La paysannerie chinoise est sans conteste la plus nombreuse dans le monde. C'est aussi la plus mal connue. L'arrivée au pouvoir du régime communiste, il y a trente ans, a relégué ce que nous pouvions savoir d'elle derrière le prisme des vérités officielles. Et parmi ces vérités, il y a l'adhésion des masses paysannes au socialisme des structures collectives que le pouvoir nouveau a partout implantées dans les campagnes.
Cette « vérité » a été accréditée dans l'intelligentsia occidentale, mais aussi dans les milieux sinologiques, par le rappel des traditions communautaires qui, dans les villages chinois, auraient préparé la société traditionnelle à accueillir la collectivisation communiste.
Notre objectif ici ne sera pas de confirmer ou de démentir cette vérité de l'adhésion au socialisme des masses paysannes. Nous nous proposons plus modestement d'examiner ces traditions communautaires dans leurs formes touchant directement aux structures de production : l'entraide agricole spontanée et les coutumes anciennes qui lui sont associées. Nous essaierons de montrer alors que la tradition ne prédisposait pas du tout le paysan chinois à la venue du collectivisme, soulignant ainsi la novation du projet communiste mais aussi l'ampleur des difficultés de sa mise en œuvre.

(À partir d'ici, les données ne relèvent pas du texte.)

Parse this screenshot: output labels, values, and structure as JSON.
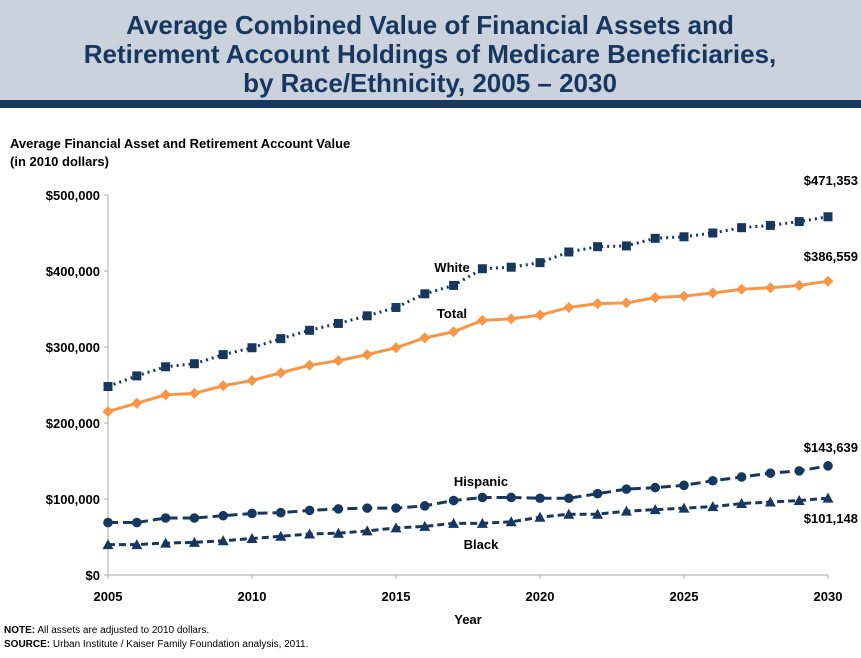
{
  "chart_data": {
    "type": "line",
    "title": [
      "Average Combined Value of Financial Assets and",
      "Retirement Account Holdings of Medicare Beneficiaries,",
      "by Race/Ethnicity, 2005 – 2030"
    ],
    "y_label": [
      "Average Financial Asset and Retirement Account Value",
      "(in 2010 dollars)"
    ],
    "x_label": "Year",
    "x": [
      2005,
      2006,
      2007,
      2008,
      2009,
      2010,
      2011,
      2012,
      2013,
      2014,
      2015,
      2016,
      2017,
      2018,
      2019,
      2020,
      2021,
      2022,
      2023,
      2024,
      2025,
      2026,
      2027,
      2028,
      2029,
      2030
    ],
    "xlim": [
      2005,
      2030
    ],
    "xticks": [
      2005,
      2010,
      2015,
      2020,
      2025,
      2030
    ],
    "ylim": [
      0,
      500000
    ],
    "yticks": [
      {
        "value": 0,
        "label": "$0"
      },
      {
        "value": 100000,
        "label": "$100,000"
      },
      {
        "value": 200000,
        "label": "$200,000"
      },
      {
        "value": 300000,
        "label": "$300,000"
      },
      {
        "value": 400000,
        "label": "$400,000"
      },
      {
        "value": 500000,
        "label": "$500,000"
      }
    ],
    "grid": false,
    "series": [
      {
        "name": "White",
        "color": "#17375e",
        "marker": "square",
        "dash": "dotted",
        "values": [
          248000,
          262000,
          274000,
          278000,
          290000,
          299000,
          311000,
          322000,
          331000,
          341000,
          352000,
          370000,
          381000,
          403000,
          405000,
          411000,
          425000,
          432000,
          433000,
          443000,
          445000,
          450000,
          457000,
          460000,
          465000,
          471353
        ],
        "value_labels": [
          null,
          null,
          null,
          null,
          null,
          null,
          null,
          null,
          null,
          null,
          null,
          null,
          null,
          null,
          null,
          null,
          null,
          null,
          null,
          null,
          null,
          null,
          null,
          null,
          null,
          "$471,353"
        ]
      },
      {
        "name": "Total",
        "color": "#f79646",
        "marker": "diamond",
        "dash": "solid",
        "values": [
          215000,
          226000,
          237000,
          239000,
          249000,
          256000,
          266000,
          276000,
          282000,
          290000,
          299000,
          312000,
          320000,
          335000,
          337000,
          342000,
          352000,
          357000,
          358000,
          365000,
          367000,
          371000,
          376000,
          378000,
          381000,
          386559
        ],
        "value_labels": [
          null,
          null,
          null,
          null,
          null,
          null,
          null,
          null,
          null,
          null,
          null,
          null,
          null,
          null,
          null,
          null,
          null,
          null,
          null,
          null,
          null,
          null,
          null,
          null,
          null,
          "$386,559"
        ]
      },
      {
        "name": "Hispanic",
        "color": "#17375e",
        "marker": "circle",
        "dash": "longdash",
        "values": [
          69000,
          69000,
          75000,
          75000,
          78000,
          81000,
          82000,
          85000,
          87000,
          88000,
          88000,
          91000,
          98000,
          102000,
          102000,
          101000,
          101000,
          107000,
          113000,
          115000,
          118000,
          124000,
          129000,
          134000,
          137000,
          143639
        ],
        "value_labels": [
          null,
          null,
          null,
          null,
          null,
          null,
          null,
          null,
          null,
          null,
          null,
          null,
          null,
          null,
          null,
          null,
          null,
          null,
          null,
          null,
          null,
          null,
          null,
          null,
          null,
          "$143,639"
        ]
      },
      {
        "name": "Black",
        "color": "#17375e",
        "marker": "triangle",
        "dash": "dashed",
        "values": [
          40000,
          40000,
          42000,
          43000,
          45000,
          48000,
          51000,
          54000,
          55000,
          58000,
          62000,
          64000,
          68000,
          68000,
          70000,
          76000,
          80000,
          80000,
          84000,
          86000,
          88000,
          90000,
          94000,
          96000,
          98000,
          101148
        ],
        "value_labels": [
          null,
          null,
          null,
          null,
          null,
          null,
          null,
          null,
          null,
          null,
          null,
          null,
          null,
          null,
          null,
          null,
          null,
          null,
          null,
          null,
          null,
          null,
          null,
          null,
          null,
          "$101,148"
        ]
      }
    ],
    "note": {
      "label": "NOTE:",
      "text": " All assets are adjusted to 2010 dollars."
    },
    "source": {
      "label": "SOURCE:",
      "text": " Urban Institute / Kaiser Family Foundation analysis, 2011."
    }
  }
}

Ce projet, sa mise en œuvre, nous les analyserons à propos de l'entraide agricole provoquée, telle que les communistes essayèrent de la pratiquer dans leurs bases du début des années 1940. Nous constaterons alors que l'intervention communiste présentait déjà nombre de traits préfigurant ce que sera la collectivisation de la décennie suivante.